Each query is then passed to the getSPARQLmedia() function which calls the proxy script which in turn calls the OU SPARQL endpoint. The XML results are parsed and the details of each video are added to the dataset returned. The javascript code used to parse the results here is very similar to the code I used with the Samsung Internet@TV platform in an earlier blog post. You will see that I have left a little "TODO" note in that function, there are many opportunities to improve how this script works and showing something like a "Loading...." notification while the script processes the data in the background one be one of them, as would some error handline - but I will leave that as a programming challenge for others :-)

The list of videos returned from the SPARQL query is then mixed up using the randomiseOrder() function so if you get someone who doesn't spend that long using the webapp, but returns frequently, they will still have a good chance of seeing something new. The data is then passed to the rest of the template and rendered and the first video started automatically and the viewer is then free to discover what is on offer.
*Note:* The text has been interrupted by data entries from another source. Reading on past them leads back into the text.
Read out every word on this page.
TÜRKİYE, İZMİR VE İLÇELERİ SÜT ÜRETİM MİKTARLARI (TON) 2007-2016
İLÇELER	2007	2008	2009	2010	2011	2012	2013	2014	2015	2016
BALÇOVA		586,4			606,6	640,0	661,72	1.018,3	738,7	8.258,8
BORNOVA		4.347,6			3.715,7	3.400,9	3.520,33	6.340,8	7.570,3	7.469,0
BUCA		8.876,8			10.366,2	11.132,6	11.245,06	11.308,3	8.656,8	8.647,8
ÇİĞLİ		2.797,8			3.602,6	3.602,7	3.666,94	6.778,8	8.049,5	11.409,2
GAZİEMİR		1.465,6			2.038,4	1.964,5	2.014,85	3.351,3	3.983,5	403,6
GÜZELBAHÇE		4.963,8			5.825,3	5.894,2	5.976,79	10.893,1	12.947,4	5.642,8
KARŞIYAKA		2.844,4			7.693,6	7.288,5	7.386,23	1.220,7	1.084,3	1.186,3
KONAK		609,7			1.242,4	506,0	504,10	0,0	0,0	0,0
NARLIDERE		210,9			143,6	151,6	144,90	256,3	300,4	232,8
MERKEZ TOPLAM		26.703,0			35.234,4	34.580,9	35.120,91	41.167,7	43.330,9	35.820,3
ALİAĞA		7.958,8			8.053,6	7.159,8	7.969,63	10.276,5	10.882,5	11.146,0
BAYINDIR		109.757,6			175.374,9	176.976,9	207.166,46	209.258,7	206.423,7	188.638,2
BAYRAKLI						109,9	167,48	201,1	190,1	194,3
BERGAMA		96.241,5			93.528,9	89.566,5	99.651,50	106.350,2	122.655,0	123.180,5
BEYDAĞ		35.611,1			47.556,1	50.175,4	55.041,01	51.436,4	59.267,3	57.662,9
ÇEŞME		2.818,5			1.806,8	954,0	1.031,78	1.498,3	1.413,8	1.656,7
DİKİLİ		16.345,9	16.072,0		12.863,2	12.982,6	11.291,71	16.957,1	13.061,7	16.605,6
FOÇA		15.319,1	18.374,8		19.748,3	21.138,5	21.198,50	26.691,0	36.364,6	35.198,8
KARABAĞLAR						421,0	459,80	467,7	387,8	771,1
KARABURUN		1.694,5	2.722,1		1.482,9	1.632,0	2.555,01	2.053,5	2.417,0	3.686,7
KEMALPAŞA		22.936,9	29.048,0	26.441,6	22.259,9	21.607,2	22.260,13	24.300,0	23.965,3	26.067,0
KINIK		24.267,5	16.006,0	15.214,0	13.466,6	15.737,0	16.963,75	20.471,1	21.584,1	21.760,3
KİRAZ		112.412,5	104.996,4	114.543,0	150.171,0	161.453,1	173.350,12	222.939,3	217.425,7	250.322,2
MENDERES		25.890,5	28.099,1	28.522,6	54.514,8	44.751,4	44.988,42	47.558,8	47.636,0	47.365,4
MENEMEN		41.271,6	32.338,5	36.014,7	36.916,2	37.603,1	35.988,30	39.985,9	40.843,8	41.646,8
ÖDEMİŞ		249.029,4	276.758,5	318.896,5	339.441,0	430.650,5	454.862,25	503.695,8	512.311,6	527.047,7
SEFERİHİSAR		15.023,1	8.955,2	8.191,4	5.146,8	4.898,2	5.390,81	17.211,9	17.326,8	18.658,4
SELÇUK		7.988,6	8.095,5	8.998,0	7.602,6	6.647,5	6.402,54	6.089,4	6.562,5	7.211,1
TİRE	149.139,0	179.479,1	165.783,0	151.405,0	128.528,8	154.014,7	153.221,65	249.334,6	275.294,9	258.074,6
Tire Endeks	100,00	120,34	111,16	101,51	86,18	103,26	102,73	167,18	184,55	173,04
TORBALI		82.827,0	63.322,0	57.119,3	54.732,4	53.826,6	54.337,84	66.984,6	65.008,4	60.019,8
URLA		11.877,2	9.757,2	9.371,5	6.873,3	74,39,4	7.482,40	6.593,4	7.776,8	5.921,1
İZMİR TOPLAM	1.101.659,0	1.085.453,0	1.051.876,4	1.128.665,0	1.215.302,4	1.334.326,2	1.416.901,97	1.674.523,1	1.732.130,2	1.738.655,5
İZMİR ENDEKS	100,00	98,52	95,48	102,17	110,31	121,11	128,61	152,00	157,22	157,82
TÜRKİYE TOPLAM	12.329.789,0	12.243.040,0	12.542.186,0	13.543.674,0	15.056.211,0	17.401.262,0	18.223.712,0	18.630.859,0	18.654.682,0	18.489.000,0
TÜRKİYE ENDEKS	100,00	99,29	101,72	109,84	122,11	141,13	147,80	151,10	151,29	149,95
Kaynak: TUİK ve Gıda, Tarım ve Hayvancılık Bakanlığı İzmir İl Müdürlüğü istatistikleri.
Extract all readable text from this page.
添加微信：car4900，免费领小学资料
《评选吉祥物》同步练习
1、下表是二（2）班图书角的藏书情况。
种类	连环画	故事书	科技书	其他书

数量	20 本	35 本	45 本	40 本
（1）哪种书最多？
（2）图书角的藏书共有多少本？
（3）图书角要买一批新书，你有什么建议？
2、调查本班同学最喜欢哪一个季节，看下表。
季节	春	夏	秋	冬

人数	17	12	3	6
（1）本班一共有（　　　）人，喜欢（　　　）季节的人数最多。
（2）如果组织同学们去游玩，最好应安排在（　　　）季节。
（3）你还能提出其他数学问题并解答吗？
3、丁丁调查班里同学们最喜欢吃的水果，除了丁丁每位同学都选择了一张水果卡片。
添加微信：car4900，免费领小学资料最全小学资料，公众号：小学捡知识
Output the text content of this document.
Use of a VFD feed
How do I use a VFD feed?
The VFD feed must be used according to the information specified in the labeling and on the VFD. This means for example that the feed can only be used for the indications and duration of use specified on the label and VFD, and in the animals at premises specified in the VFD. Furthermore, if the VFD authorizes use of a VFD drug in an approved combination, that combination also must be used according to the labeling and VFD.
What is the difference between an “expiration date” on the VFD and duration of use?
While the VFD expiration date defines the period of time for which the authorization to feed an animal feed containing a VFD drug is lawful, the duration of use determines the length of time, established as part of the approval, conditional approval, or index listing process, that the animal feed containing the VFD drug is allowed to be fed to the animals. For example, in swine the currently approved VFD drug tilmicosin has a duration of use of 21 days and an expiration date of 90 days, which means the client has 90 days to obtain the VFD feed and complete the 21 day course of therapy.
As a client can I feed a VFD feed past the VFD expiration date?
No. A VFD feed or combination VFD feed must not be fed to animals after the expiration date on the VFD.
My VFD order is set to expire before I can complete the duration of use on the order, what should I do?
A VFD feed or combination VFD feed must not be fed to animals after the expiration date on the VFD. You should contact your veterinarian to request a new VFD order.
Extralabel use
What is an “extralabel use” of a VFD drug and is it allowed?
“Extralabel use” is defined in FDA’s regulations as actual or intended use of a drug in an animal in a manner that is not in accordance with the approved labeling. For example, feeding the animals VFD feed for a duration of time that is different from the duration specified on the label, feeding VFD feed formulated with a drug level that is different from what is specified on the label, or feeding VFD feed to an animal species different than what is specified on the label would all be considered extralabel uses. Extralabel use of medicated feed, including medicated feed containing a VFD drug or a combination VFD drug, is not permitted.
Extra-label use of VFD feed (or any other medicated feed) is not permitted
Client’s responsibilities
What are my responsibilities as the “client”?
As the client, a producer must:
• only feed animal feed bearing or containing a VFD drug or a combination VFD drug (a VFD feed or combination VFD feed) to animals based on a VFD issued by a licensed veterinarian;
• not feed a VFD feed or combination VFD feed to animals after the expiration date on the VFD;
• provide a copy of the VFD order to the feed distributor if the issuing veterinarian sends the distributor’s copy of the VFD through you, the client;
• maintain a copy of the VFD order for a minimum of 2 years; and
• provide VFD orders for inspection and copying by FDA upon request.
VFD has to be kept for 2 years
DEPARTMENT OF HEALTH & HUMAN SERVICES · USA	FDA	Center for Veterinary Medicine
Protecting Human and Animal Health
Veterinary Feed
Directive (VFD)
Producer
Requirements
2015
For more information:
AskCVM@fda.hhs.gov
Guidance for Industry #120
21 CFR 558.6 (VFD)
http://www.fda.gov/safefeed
Note that to use the webapp you can just use the arrow keys and the Enter button to simulate a remote control.

As the idea of a Leanback website is new being able to take an existing template and populate it with data is very powerful. By taking an existing template and an existing, very flexible, source of data we can create a whole new way for people to discover content on offer, and discoverability can be a bit of an issue with web content. As the template is already built it is not necessary to justify large amounts of time building such a service, an experimental webapp can be built quite quickly.